[AT] Should Farming Be A Right?
rlgoss at twc.com
rlgoss at twc.com
Thu Sep 11 12:18:50 PDT 2014
I suspect that all happens because they grew up with indoor plumbing, Charlie, and don't realize that sewers keep people from experiencing the reality of life.
Larry
---- charlie hill <charliehill at embarqmail.com> wrote:
> We have a problem in NC with longstanding livestock farms way out in the
> county
> then over time the town spreads out to them. The next farm over is sold to
> a developer
> who builds houses that get sold to folks who retire here. The almost
> immediately try
> to force the livestock farm to shut down even though it's been there for 40
> years and there
> is no place that the owner can move it to. The same thing happens with
> crop farmers.
> Subdivisions move in next door and the home owners start filing nuisance law
> suits because
> the farmer has the audacity to spray his crops with pesticides and
> herbicides. Luckily
> NC already has fairly strong freedom to farm statutes on the books but the
> outsiders keep
> trying to stop them from farming. They even get themselves elected to town
> and county
> boards and try to pass zoning laws to put the farmers out of business.
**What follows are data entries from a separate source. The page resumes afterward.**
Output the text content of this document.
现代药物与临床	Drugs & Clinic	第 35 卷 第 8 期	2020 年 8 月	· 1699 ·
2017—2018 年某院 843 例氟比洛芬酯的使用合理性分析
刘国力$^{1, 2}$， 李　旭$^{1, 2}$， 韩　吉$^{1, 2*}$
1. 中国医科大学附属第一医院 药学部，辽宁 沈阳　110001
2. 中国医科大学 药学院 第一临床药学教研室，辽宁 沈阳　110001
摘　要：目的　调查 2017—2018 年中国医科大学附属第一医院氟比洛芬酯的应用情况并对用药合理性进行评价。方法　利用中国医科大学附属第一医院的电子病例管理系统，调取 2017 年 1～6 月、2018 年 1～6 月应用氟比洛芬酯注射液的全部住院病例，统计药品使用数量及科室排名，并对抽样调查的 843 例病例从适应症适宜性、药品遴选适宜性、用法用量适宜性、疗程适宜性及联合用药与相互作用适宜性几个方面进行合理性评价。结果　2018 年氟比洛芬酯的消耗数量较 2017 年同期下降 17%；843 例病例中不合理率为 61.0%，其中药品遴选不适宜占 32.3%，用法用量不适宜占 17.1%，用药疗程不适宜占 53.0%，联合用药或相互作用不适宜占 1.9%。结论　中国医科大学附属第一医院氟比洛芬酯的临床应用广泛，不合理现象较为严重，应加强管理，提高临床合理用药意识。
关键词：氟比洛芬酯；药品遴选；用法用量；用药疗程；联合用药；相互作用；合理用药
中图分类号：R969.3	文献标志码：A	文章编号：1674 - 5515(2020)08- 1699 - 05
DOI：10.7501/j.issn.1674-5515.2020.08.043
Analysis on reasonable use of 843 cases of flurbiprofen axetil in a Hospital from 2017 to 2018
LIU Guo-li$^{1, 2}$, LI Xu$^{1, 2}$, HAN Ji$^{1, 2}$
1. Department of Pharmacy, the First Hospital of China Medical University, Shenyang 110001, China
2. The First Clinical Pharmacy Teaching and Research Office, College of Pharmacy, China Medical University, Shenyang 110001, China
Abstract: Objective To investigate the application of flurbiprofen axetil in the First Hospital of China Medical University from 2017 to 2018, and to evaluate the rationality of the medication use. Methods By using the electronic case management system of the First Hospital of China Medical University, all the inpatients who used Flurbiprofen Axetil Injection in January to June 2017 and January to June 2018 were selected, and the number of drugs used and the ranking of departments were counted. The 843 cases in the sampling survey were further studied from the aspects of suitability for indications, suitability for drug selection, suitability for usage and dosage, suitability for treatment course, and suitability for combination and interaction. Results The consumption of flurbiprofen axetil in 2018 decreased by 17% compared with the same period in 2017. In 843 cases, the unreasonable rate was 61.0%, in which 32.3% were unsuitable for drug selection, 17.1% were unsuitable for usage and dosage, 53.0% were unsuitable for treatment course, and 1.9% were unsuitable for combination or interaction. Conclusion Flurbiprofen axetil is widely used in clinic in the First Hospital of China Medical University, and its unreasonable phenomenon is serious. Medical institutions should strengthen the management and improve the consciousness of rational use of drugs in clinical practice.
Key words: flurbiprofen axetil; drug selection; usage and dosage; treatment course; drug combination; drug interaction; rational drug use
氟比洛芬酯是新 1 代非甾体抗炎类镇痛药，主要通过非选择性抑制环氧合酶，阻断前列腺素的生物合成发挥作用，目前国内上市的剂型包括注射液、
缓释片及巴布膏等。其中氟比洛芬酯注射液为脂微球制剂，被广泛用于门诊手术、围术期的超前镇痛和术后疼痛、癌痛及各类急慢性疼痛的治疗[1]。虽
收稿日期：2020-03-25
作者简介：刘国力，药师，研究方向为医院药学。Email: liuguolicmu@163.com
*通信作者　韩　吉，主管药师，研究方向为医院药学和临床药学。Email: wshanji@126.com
I
> guess they never
> stop to wonder where their food comes from.
>
> Someone tell me please why folks from the city move to the country because
> they claim
> to love the rural lifestyle and then immediately start trying to turn it
> into the city!!!!
>
> Charlie
>
>
>
> -----Original Message-----
> From: John Slavin
> Sent: Thursday, September 11, 2014 1:19 PM
> To: at at lists.antique-tractor.com
> Subject: Re: [AT] Should Farming Be A Right?
>
> > As the article mentioned, right to farm laws are on the books in all 50
> > states and mean different things in different states. I think what's
> > novel and interesting in your example is they are trying to put it in the
> > state constitution. Seems unnecessary but maybe a lawyer here can tell us
> > why a right to farm amendment is stronger than right to farm legislation.
>
> Makes it stronger. Statutes conflict with each all the time, and it's left
> to judges to sort how to interpret them together. When you put a law in the
> constitution, it trumps statutes. So say, for example you have a statute
> that says you can't have a nuisance, ie, smelly farm, but you have a
> constitutional provision that say you have an absolute right to farm. The
> argument can be made, and I think successfully, that the constitution trumps
> the statute. Also would apply to state DNR regulations. The only
> limitation to this law will be other constitutional provision or federal law
> (Federal law, even statutes and EPA regulations trump state law under the
> theory of federal preemption). But it will stop neighbors to hog
> confinements from filing nuisance suits.